Written by: Jack Mayfield
2023 saw the release of the final season of Succession and it was a fine conclusion to an incredible show. The comedy-drama series surrounds the Roy family and their media and entertainment conglomerate Waystar RoyCo. The head of which, Logan Roy (Brian Cox), must decide who will eventually succeed him as CEO. The eldest son Kendall Roy (Jeremy Strong) was the obvious choice back in 2018 during the pilot; however, he now faces competition from the likes of his siblings Siobhan Roy (Sarah Snook) and Roman Roy (Kieran Culkin). Despite this, the run time is devoted to more than this.

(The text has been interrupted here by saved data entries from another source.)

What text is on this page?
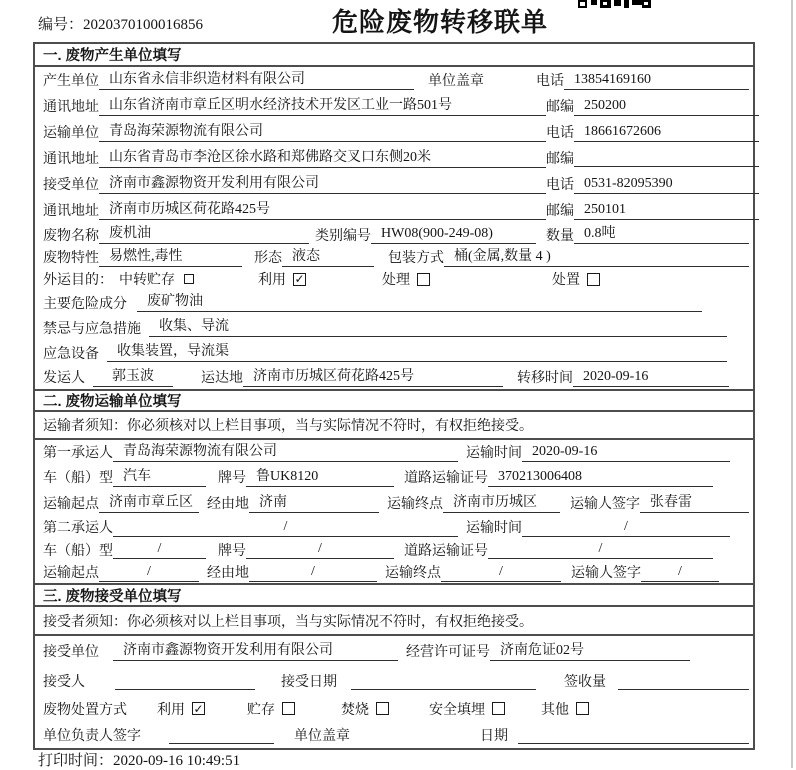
编号：2020370100016856	危险废物转移联单
一. 废物产生单位填写
产生单位 山东省永信非织造材料有限公司	单位盖章	电话 13854169160
通讯地址 山东省济南市章丘区明水经济技术开发区工业一路501号	邮编 250200
运输单位 青岛海荣源物流有限公司	电话 18661672606
通讯地址 山东省青岛市李沧区徐水路和郑佛路交叉口东侧20米	邮编
接受单位 济南市鑫源物资开发利用有限公司	电话 0531-82095390
通讯地址 济南市历城区荷花路425号	邮编 250101
废物名称 废机油	类别编号 HW08(900-249-08)	数量 0.8吨
废物特性 易燃性,毒性	形态 液态	包装方式 桶(金属,数量 4 )
外运目的： 中转贮存	利用 ✓	处理	处置
主要危险成分	废矿物油
禁忌与应急措施	收集、导流
应急设备	收集装置，导流渠
发运人	郭玉波	运达地 济南市历城区荷花路425号	转移时间 2020-09-16
二. 废物运输单位填写
运输者须知： 你必须核对以上栏目事项，当与实际情况不符时，有权拒绝接受。
第一承运人 青岛海荣源物流有限公司	运输时间 2020-09-16
车（船）型 汽车	牌号 鲁UK8120	道路运输证号 370213006408
运输起点 济南市章丘区	经由地 济南	运输终点 济南市历城区	运输人签字 张春雷
第二承运人	/	运输时间	/
车（船）型	/	牌号	/	道路运输证号	/
运输起点	/	经由地	/	运输终点	/	运输人签字	/
三. 废物接受单位填写
接受者须知： 你必须核对以上栏目事项，当与实际情况不符时，有权拒绝接受。
接受单位	济南市鑫源物资开发利用有限公司	经营许可证号 济南危证02号
接受人	接受日期	签收量
废物处置方式 利用 ✓	贮存	焚烧	安全填埋	其他
单位负责人签字	单位盖章	日期
打印时间：2020-09-16 10:49:51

To me, Succession is a show about interpersonal relationships; we get to really know and understand these characters presented to us in a way few modern TV series do. Both serious and hilarious, the front and centre being Cousin Greg (Nicholas Braun) and Tom Wambsgans’ (Matthew Macfadyen) interactions throughout the four seasons. Last year, I watched Succession from beginning to end and can now call it one of my all-time favourite TV shows. Featuring stunning visuals and a beautiful score throughout, this is not something to miss out on. Add Succession to your 2024 watchlist if you haven’t already.
Written by: Bonnie Hull
“I still don’t understand the play?” “Doesn’t matter. Just keep telling the story.” This quote from Asteroid City should be at the forefront of everyone’s minds when taking in this film. We are all well aware of the Wes Anderson trend that circulated on TikTok in 2023. Alongside the creation of our own Wes Anderson productions, he released his own. Despite sparking extensive discussions since its release, I consider Asteroid City to be one of Anderson’s most sincere works. Based in 1955, he takes us to a small town in an American desert, which is hosting a Junior Stargazer/Space Cadet convention. An extraterrestrial visitor interrupts the convention which puts the whole event on lockdown. Asteroid City includes Wes Anderson’s signature long takes, prevalent symmetry and iconic colour theory. There is also a typical lack of protagonists or antagonists; rather, each individual contributes to the collective narrative with their unique stories and morals. Similarly seen in The French Dispatch, where Anderson weaves a multiplicity of stories around each character’s individual mission in the film. Asteroid City stands as a notable film from 2023 in my view, as I rarely witness films which can make me feel impassioned whilst Jeff Golblum dressed as an alien stares blankly at me through the screen. This film is silly, yet highly thought-provoking and I admire that. Asteroid City presents the impact of human connection; it embraces uncertainty and abnormality and remoulds them into this beautiful and abstract work, filled with surreal imagery and existentialist rabbit holes. Initially slow and perplexing, Anderson encourages embracing non-linear storytelling; clarity is not always a prerequisite for significance.